Within hours, social media exploded.
#RoyalRift dominated the feeds. Commentators replayed every cold glance and awkward silence in slow motion.
And the queen was not finished.
Days later, on the morning of Crownview Races, three of the kingdom’s major newspapers dropped matching bombshells:
Leaked documents, partial emails, carefully selected snippets painting a picture of a king secretly moving assets to Princess Aria’s name, “undermining” his queen. The narrative was razor-sharp: a monarch hiding money, a consort being “sidelined,” a palace at war with itself.
King Alaric read the headlines over breakfast. His hands shook so violently the coffee spilled.
He knew instantly who had pulled the trigger.
At Crownview, beneath the thundering hooves and glittering hats, the atmosphere around the royal box was suffocating. Alaric and Maris sat only a few seats apart, yet the emotional distance felt like a continent.
In full view of diplomats and cameras, she walked over, bent toward him, and delivered her most brazen threat yet in a voice just loud enough for nearby guests to hear:
“Send the money, or the next video goes out. The one where you discuss ‘helping’ an election. I ruin you, and there will be nothing left to defend.”
The king, drained but finally done being cornered, snapped.
“You would burn the entire crown for a payout?” he whispered back, face rigid.
“Then I will show you what happens when a sovereign stops bending.”
That night, there were no more debates. Only decisions.
On June 19th, inside the ancient council chamber of St. Edmund’s Palace, King Alaric convened the High Privy Council. The Prime Minister, the Archbishop, senior judges—every key guardian of the constitution took their seat. The air crackled with the awareness that history was about to change.
The king spoke without notes.
He laid out the pattern: abandonment in hospital, abuse of influence in Geneva, extortion in his study, leaks to the press, threats at Crownview. He did not scream. He didn’t need to. The facts landed like hammer blows.
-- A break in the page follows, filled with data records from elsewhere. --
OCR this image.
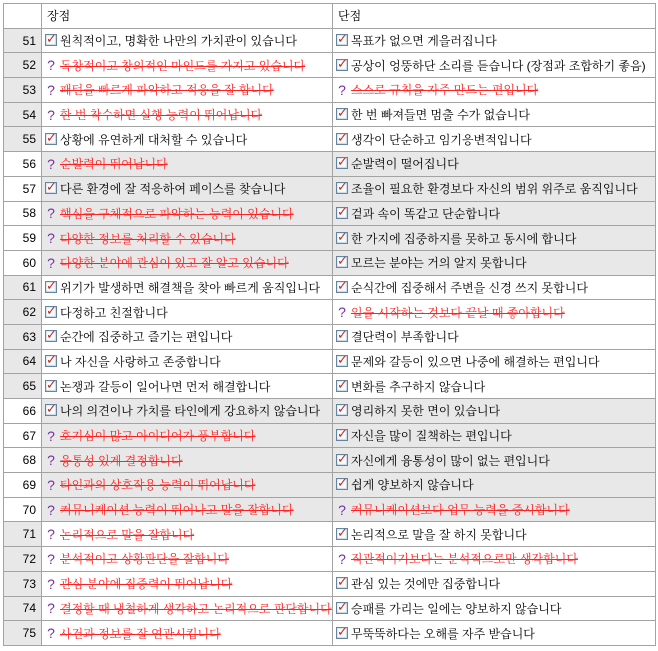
	장점	단점
51	✓원칙적이고, 명확한 나만의 가치관이 있습니다	✓목표가 없으면 게을러집니다
52	?독창적이고 창의적인 마인드를 가지고 있습니다	✓공상이 엉뚱하단 소리를 듣습니다 (장점과 조합하기 좋음)
53	?패턴을 빠르게 파악하고 적응을 잘 합니다	?스스로 규칙을 자주 만드는 편입니다
54	?한 번 착수하면 실행 능력이 뛰어납니다	✓한 번 빠져들면 멈출 수가 없습니다
55	✓상황에 유연하게 대처할 수 있습니다	✓생각이 단순하고 임기응변적입니다
56	?순발력이 뛰어납니다	✓순발력이 떨어집니다
57	✓다른 환경에 잘 적응하여 페이스를 찾습니다	✓조율이 필요한 환경보다 자신의 범위 위주로 움직입니다
58	?핵심을 구체적으로 파악하는 능력이 있습니다	✓겉과 속이 똑같고 단순합니다
59	?다양한 정보를 처리할 수 있습니다	✓한 가지에 집중하지를 못하고 동시에 합니다
60	?다양한 분야에 관심이 있고 잘 알고 있습니다	✓모르는 분야는 거의 알지 못합니다
61	✓위기가 발생하면 해결책을 찾아 빠르게 움직입니다	✓순식간에 집중해서 주변을 신경 쓰지 못합니다
62	✓다정하고 친절합니다	?일을 시작하는 것보다 끝날 때 좋아합니다
63	✓순간에 집중하고 즐기는 편입니다	✓결단력이 부족합니다
64	✓나 자신을 사랑하고 존중합니다	✓문제와 갈등이 있으면 나중에 해결하는 편입니다
65	✓논쟁과 갈등이 일어나면 먼저 해결합니다	✓변화를 추구하지 않습니다
66	✓나의 의견이나 가치를 타인에게 강요하지 않습니다	✓영리하지 못한 면이 있습니다
67	?호기심이 많고 아이디어가 풍부합니다	✓자신을 많이 질책하는 편입니다
68	?융통성 있게 결정합니다	✓자신에게 융통성이 많이 없는 편입니다
69	?타인과의 상호작용 능력이 뛰어납니다	✓쉽게 양보하지 않습니다
70	?커뮤니케이션 능력이 뛰어나고 말을 잘합니다	?커뮤니케이션보다 업무 능력을 중시합니다
71	?논리적으로 말을 잘합니다	✓논리적으로 말을 잘 하지 못합니다
72	?분석적이고 상황판단을 잘합니다	?직관적이기보다는 분석적으로만 생각합니다
73	?관심 분야에 집중력이 뛰어납니다	✓관심 있는 것에만 집중합니다
74	?결정할 때 냉철하게 생각하고 논리적으로 판단합니다	✓승패를 가리는 일에는 양보하지 않습니다
75	?사건과 정보를 잘 연관시킵니다	✓무뚝뚝하다는 오해를 자주 받습니다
“As sovereign of Aldermere,” he concluded, voice low but unyielding,
“I declare my intent to divorce Queen Maris. All official duties, privileges and succession rights attached to her name are revoked, effective immediately. The Princess of Arendale will assume her public responsibilities.
The crown will not be ruled by blackmail.”
The room was silent except for the scratch of his pen as he signed the decree.
At Rosemont House, security teams swept through the queen’s private rooms. Letters. Emails. Unreleased recordings. Any fragment that could still be used to hold the crown hostage was seized and locked under state seal.
Even then, Maris tried one final strike—drafting an email with a full explosive video attached. But palace security intercepted the message mid-send.
For the first time, her power truly failed her.
Standing in what was once their shared sitting room, now filled with boxes and officers, King Alaric looked at the woman he had once loved beyond reason.
“You chose war,” he told her quietly. “I chose the crown.
Now we both live with what we’ve destroyed.”
He walked away, leaving behind not just a marriage, but the last illusion that love and ambition could safely share the same throne.